On Figure 2.b, you can manually enable a plugin for a video with audio content to be displayed. As we noted, the use of this plugin is a choice not to use standard open technology, possibly combined with Digital Rights Management (DRM) techniques to protect the property of the content's owners. This choice can be guided by a will to hide privacy policies. In this instance, the company is also known for a business model involving AI and the plugin is based on a technology that features specific proprietary privacy management techniques, again as a choice not to use an open standard.

Note that the data can be considered by American companies as subject to US regulations about privacy, which makes in particular (in the US constitution) a difference between the privacy of US citizens and non US citizens, even when the servers storing the data is not located in the US, by virtue (so to speak) of the Cloud Act.
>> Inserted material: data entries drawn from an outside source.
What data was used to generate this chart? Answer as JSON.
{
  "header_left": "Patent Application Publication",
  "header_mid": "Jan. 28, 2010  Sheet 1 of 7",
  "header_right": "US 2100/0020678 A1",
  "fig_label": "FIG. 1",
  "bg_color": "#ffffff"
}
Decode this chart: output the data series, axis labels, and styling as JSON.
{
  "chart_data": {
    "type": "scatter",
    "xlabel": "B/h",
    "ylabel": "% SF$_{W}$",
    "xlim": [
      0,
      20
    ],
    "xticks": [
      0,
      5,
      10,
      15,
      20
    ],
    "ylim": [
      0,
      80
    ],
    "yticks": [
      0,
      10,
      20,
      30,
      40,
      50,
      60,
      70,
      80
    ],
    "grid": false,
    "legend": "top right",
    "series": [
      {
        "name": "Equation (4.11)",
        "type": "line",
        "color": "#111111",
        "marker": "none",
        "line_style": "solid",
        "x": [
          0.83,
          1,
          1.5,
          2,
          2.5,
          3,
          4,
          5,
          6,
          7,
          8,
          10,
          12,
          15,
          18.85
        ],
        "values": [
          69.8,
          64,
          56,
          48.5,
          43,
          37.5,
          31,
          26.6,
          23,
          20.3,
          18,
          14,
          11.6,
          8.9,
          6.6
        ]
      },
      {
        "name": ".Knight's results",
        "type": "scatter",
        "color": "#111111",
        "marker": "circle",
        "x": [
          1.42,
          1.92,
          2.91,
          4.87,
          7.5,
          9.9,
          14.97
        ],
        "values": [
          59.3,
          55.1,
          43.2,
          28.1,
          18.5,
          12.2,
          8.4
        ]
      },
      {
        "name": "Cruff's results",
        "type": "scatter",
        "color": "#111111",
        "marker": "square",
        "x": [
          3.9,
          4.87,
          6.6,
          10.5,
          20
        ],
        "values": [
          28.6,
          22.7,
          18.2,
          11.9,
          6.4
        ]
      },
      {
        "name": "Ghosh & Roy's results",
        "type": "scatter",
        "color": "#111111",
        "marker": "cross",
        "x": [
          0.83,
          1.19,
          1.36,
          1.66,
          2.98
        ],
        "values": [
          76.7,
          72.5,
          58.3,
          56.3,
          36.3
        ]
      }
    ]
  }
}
Beyond that, the American ethnocentrism, as reflected in the cloud act and countless other attitudes (conscious or not...) by Americans, can lead technology companies to handle the data by standards corresponding to the American culture.

From that point of view, it should be noted that, in the US, broadly accepted interpretations of the First Amendment of the US constitution is that it applies to political advertisement, which is used routinely in US elections campaigns. This freedom for money to speak, currently guaranteed in the US, can appear outrageous or shocking from abroad, but that seems to imply that by accepting to be tracked for the purpose of advertising by the site on Figure 2.a, and by browsing on the site of Figure 2.b, your data collected by the proprietary plugin in Figure 2.b could be legally used to send you targeted political messages (under the assumption that some chain of partnerships relates the two companies).

Note that in the example of Figure 2.a, checking the box is requested only because of the settings chosen in Firefox as in Figure 1. Otherwise, you could browse through the site of Figure 2.a transparently without noticing anything unusual (and, in fact, it is not unusual...). See also this page about the way your data is handled on the server side and regulatory issues related to privacy.

The Brave Concept for Web Browsing and Ads Business Model

A recently introduced Web Browser called Brave proposes a novel way to manage the Web Advertising Business. I tried the Web Browser, and it looks just great. The installation process for Ubuntu is very simple, even though it requires to copy paste a few commands into the console (in the start menu of the LXDE Desktop Environment, go to System Tools and then LXTerminal to open the console). I might adopt it as my default browser pretty soon...

The CEO, and co-founder of the Basic Attention Token concept, is Brendan Eich is one of the pioneers of open Web technologies, who has been involved in many game changing endeavours to preserve a free, pluralist and diverse internet. He has, for instance, created the JavaScript language, which is now recognized as the standard client-side Web Programming language by the World Wide Web Consortium (W3C) . If you don't understand exactly what that means, believe me, this is no small achievement!
See also my own lecture about client side Web programming with JavaScript.

The concept and business model aims at fixing all the annoyances and issues mentioned above, thus improving security for users, reducing energy costs, fixing privacy problems, through an innovative global block-chain technology solution. The ideas are set out in a compelling way by the creators themselves:

Anonymous Web Browsing Using the Tor Network

If you really need stealth on the Web and the closest to untrackable browsing, you can use the Tor network through the Tor Browser. Note that this technique is not meant for everyday use; only for specific purposes which require stealth, such as, for example, whistle blowing.

To understand the concept, beyond the tracking techniques mentioned above, you would need some networking notions such as routing in the Internet protocol suite, as well as the Transport Layer Security protocol. See for example my own lecture about network administration.